Why persuasion and negotiation techniques are (probably) useless

Over the past few years or so, there has been a ton of interest in persuasion and negotiation techniques. A Google search reveals dozens of articles about so-called “FBI negotiation tactics” and guides and how-to lists on how to be more persuasive. People have published books, sold seminars, and made careers out of teaching such techniques. One may be inclined to believe that by knowing these tricks and rules, that much like programming a computer to do what you want it to, that humans can also be programmed, but rather than with code but with special negotiation and persuasion techniques. But just based on my own experience trying such techniques and based on rudimentary knowledge about human behavior, these techniques either don’t work and or are vastly overstated in terms of effectiveness.

Persuasion and negotiation are predicated on reason. You are appealing to the subject’s sense of rationality by presenting an offer or compromise that prima facie is so compelling how can any rational person refuse. But people don’t reason their way to decisions, choices, or beliefs; rather, they stubbornly attach themselves to them for reasons that may not at all be rational (in a ‘homo economus’ perspective). As the saying goes, you cannot reason someone out of something he or she was not reasoned into.
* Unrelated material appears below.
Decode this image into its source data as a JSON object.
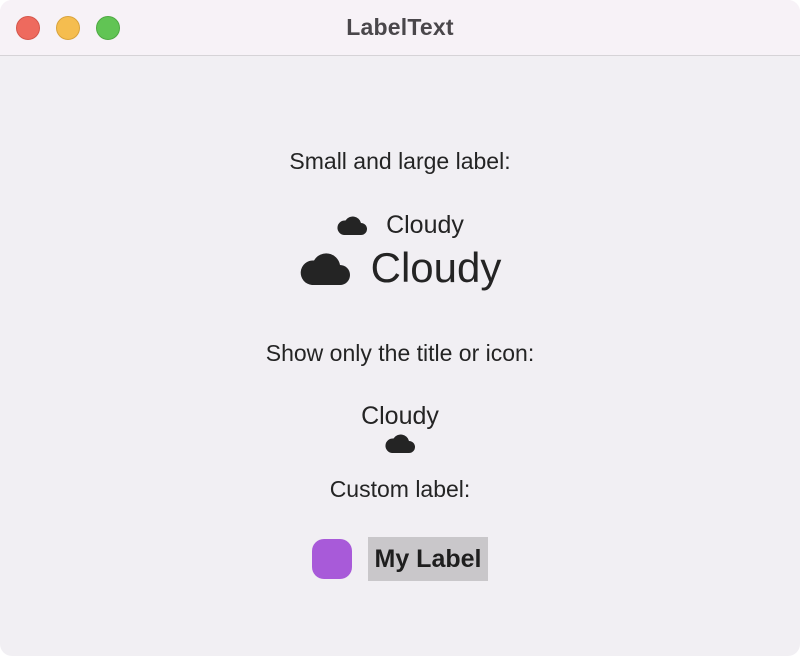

A common persuasion technique is to make an initial offer that is absurdly low or high in the hope of pursuing someone to take a much smaller offer, which persuader originally had in mind. In theory, the smaller offer is seen a relief or a ‘good deal’ to the persuadee. But beliefs, values, and choices, for most people and most situations, are not a gradient; rather, they are on principle and all or nothing. Someone who is morally opposed to snitching is not going to comply with the officer even if offered a lighter sentence and full witness protection upon release. A no-drug policy does not discriminate based on quantity. Although possessing more drugs may confer with a harsher punishment, having even a tiny amount is still grounds for severe punishment.

What about politicians and the media persuading voters. I think the purported persuasiveness of politicians and the media is overstated. Politicians and the media are not so much persuading as they are affirming ingrained, preexisting views. Someone whose moral compass is programmed to support ‘rule of law’ and ‘order’ and ‘self-sufficiency’ may be be more incline to vote republican than democratic, not because of persuasion, but because the values of the republican party are more aligned with said voter’s programmed value system. The message espoused by the politician affirms those values. The fact that Trump’s approval rating is in the tightest range of any president since polling began, as far back as Truman, is evidence of the ineffectiveness of politicians and the media at making people change their minds. Both sides are using the best persuasion techniques known (such as by hiring ‘persuasion experts and consultants’) and spending billions of dollars on ads, and posting millions of messages on social media, all in the hope of pursuing people that their side is ‘good’ the other side is ‘bad’, but neither side is having much luck.

What about ‘fake news’ on Facebook manipulating the 2016 election? A possibility that is ignored or overlooked is that the fake news stories, which generally portrayed Hillary in an unflattering light, were shared by people who were already disinclined to ever vote for her, and went viral by affirming preexisting anti-Hillary biases rather than turning liberals or undecided voters against her. This is much in the same way that stories published in the satirical news site The Onion, which generally has an anti-conservative bias, are almost always exclusively shared on Facebook and other social media by liberals.

Any reasonably smart/competent person will know when they are being manipulated or having persuasion techniques used on them and will clam-up or shut-down, which means game over for the persuader. At that point, any hope is lost because the trust is gone, and the subject knows that the conversation or rapport is not genuine but to serve some sort of ulterior motive. Other times, it is perceived as a high pressure sales technique, and that also turns off a lot of people.